9 - WE3 - Grant Morrison e Frank Quitely
WE3 me despertou curiosidade logo após ter ganhado o Eisner. Na verdade, depois de ler o original americano, corri atrás para ser o primeiro lançamento da HQM Editora, na época em que os títulos da DC Comics, fora do mainstream, poderiam ser publicados por quaisquer editoras que se interessassem. No entanto, como a representante brasileira queria que fechássemos um pacote para dois anos de publicação, acabamos por deixar de lado e o título foi oferecido para a Panini (junto com o primeiro volume de Ex Machina, outro título que me interessei à época), que lançou imediatamente, em um momento em que a editora ainda não lançava títulos do selo Vertigo e nem da Wildstorm, com um subtítulo alterado de última hora, devido à uma sugestão minha (de Armas do Futuro passou para Instinto de Sobrevivência). A história mostra três animais - um cão, um gato e um coelho - cobaias de laboratório que são transformados em máquinas de combate, com partes cibernéticas acopladas a seus corpos. Quando os três animais resolvem fugir do complexo onde foram alterados, o governo vai atrás dos bichos, e é aí que a história realmente acontece. A arte de Frank Quitely é um show a olhos vistos. O roteiro, focado na relação dos três animais, é a diferença marcante no que estamos acostumados a ver de Morrison em outras de suas obras.
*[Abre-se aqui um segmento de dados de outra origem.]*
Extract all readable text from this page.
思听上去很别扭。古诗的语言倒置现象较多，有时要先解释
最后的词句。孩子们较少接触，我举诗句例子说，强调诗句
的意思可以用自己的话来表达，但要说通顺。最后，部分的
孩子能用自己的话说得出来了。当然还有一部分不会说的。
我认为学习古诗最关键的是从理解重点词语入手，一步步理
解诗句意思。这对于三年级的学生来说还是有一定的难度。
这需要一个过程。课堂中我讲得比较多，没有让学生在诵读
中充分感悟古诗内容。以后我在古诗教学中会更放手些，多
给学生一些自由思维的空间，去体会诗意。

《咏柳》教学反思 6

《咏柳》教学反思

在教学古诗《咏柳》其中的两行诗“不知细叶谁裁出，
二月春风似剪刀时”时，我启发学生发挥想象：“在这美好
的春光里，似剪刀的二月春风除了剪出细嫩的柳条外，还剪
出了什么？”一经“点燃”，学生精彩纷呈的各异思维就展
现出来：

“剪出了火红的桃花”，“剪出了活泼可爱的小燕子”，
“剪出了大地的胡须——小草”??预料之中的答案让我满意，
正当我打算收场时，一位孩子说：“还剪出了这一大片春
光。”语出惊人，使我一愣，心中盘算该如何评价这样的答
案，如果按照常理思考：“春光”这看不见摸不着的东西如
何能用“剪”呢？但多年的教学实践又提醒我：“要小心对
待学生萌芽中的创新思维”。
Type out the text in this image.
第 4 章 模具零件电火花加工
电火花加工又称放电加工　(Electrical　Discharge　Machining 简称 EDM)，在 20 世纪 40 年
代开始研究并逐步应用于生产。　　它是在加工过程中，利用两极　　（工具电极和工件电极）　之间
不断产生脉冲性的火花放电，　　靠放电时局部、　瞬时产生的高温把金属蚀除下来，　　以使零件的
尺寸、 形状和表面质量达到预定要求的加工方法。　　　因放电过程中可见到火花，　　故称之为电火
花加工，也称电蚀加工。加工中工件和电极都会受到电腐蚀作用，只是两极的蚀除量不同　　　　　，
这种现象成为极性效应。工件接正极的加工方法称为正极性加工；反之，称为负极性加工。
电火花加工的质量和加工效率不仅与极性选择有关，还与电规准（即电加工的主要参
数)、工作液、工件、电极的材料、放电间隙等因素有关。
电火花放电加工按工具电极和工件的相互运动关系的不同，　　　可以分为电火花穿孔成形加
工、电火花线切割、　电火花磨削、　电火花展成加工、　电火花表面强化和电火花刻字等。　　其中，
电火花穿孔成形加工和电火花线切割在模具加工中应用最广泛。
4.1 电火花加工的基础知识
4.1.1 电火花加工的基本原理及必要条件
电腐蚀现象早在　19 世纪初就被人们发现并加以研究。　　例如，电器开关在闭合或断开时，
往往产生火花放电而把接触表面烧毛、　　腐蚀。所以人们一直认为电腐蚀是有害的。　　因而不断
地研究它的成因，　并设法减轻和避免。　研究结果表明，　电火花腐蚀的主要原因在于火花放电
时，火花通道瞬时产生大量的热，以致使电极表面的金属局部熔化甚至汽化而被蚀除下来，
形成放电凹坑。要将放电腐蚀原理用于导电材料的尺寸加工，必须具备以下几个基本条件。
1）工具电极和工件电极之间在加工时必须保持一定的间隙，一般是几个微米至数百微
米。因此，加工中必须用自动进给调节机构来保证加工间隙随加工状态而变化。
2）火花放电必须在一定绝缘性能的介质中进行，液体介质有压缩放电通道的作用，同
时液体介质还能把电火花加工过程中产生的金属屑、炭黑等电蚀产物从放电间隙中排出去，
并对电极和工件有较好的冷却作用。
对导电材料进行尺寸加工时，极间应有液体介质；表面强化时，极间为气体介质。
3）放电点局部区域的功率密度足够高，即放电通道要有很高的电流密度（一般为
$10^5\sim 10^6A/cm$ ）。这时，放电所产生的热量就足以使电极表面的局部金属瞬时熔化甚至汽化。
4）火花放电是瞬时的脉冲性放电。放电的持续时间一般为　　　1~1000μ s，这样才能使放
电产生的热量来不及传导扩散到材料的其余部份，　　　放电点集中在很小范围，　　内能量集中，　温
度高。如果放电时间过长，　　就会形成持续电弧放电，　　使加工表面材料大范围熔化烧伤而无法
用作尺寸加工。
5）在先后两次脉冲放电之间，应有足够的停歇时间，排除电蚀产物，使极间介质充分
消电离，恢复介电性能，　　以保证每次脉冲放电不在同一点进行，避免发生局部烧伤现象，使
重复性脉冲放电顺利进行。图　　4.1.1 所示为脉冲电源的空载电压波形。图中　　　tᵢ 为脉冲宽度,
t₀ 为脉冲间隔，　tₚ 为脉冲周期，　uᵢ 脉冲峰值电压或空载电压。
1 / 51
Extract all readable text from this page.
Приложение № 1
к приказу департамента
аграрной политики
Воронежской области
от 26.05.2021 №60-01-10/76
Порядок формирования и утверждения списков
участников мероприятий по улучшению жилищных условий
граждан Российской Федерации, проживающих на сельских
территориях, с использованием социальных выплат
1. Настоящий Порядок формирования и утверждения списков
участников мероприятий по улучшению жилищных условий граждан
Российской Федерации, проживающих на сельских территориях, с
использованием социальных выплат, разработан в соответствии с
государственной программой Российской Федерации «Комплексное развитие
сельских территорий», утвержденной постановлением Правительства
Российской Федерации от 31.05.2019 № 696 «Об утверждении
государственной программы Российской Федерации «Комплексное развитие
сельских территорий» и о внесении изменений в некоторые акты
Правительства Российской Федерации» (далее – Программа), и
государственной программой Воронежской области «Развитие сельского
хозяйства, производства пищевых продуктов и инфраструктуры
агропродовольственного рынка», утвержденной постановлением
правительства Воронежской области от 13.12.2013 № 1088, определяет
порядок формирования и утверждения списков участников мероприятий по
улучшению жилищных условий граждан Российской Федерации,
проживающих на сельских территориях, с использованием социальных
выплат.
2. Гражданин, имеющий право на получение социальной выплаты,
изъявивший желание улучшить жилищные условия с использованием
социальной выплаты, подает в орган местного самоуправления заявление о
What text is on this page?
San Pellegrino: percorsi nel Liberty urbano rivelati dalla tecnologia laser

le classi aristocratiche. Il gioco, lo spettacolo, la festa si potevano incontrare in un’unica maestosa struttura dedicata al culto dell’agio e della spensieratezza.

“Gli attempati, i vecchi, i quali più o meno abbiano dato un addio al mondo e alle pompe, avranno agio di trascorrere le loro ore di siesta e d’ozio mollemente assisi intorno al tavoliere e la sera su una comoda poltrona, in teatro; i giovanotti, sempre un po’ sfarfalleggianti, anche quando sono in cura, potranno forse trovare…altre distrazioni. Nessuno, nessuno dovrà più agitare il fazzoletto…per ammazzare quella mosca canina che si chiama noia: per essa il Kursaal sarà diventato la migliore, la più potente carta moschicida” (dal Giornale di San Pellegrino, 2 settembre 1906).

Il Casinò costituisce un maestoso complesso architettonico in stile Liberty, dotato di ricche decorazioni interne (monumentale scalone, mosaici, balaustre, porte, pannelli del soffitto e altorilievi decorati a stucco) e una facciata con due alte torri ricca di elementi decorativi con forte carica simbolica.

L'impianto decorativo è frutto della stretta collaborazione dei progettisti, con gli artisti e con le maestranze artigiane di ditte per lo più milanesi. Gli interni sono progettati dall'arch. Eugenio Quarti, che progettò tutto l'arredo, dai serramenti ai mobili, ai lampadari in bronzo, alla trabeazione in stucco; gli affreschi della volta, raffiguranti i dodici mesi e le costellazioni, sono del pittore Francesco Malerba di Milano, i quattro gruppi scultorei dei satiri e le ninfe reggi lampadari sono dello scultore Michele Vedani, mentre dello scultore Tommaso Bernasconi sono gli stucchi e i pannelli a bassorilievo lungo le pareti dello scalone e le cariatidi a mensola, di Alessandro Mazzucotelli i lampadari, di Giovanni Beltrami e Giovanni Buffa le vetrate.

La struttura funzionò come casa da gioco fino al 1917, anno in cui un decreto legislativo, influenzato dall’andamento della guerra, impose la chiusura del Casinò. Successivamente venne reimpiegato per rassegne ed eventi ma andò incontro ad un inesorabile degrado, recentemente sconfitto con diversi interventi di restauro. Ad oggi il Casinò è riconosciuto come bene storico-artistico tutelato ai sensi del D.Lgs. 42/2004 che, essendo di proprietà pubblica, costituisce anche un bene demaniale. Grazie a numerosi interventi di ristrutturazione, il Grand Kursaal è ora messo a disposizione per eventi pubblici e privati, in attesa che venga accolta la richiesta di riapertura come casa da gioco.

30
10 - Gen: Pés Descalços - Keiji Nakazawa
É interessante ver que as melhores obras de quadrinhos apontadas pela crítica são aquelas baseadas na vida real. Maus, de Spiegelman, sobre o Holocausto; Persépolis, sobre a vida da autora iraniana Marjane Satrapi na revolução islâmica; O Fotógrafo, de Didier Lefévre sobre sua passagem pelo Afeganistão; Joe Sacco, que misturou jornalismo e quadrinhos em suas obras sobre guerras e seus efeitos nocivos nas pessoas. Porém, antes de tudo isso, ainda na década de 1970, surgiu Gen: Pés Descalços, obra escrita por Keiji Nakazawa, sobrevivente da bomba lançada em Hiroshima na Segunda Guerra Mundial. A história é extensa e intensa, em quatro grandes volumes, mostrando detalhes da vida antes e após o lançamento da bomba atômica. A obra chegou por aqui em 2004 - antes tarde do que nunca -, completando a minha lista dos 10 melhores quadrinhos. Recomendo todos eles para quem quer ler boas histórias em quadrinhos que, quando você chega ao fim, na última página, sente-se satisfeito com a história - algo difícil, com tantas opções de leitura que temos hoje em dia, pois periga, muitas vezes, levarmos para casa "gato por lebre", ou ainda, gostar da capa ou da sinopse da obra, e, infelizmente, ficar muito, muito insatisfeito com o dinheiro investido, já que ele não cresce em árvores (ei, isso pode dar uma história :P).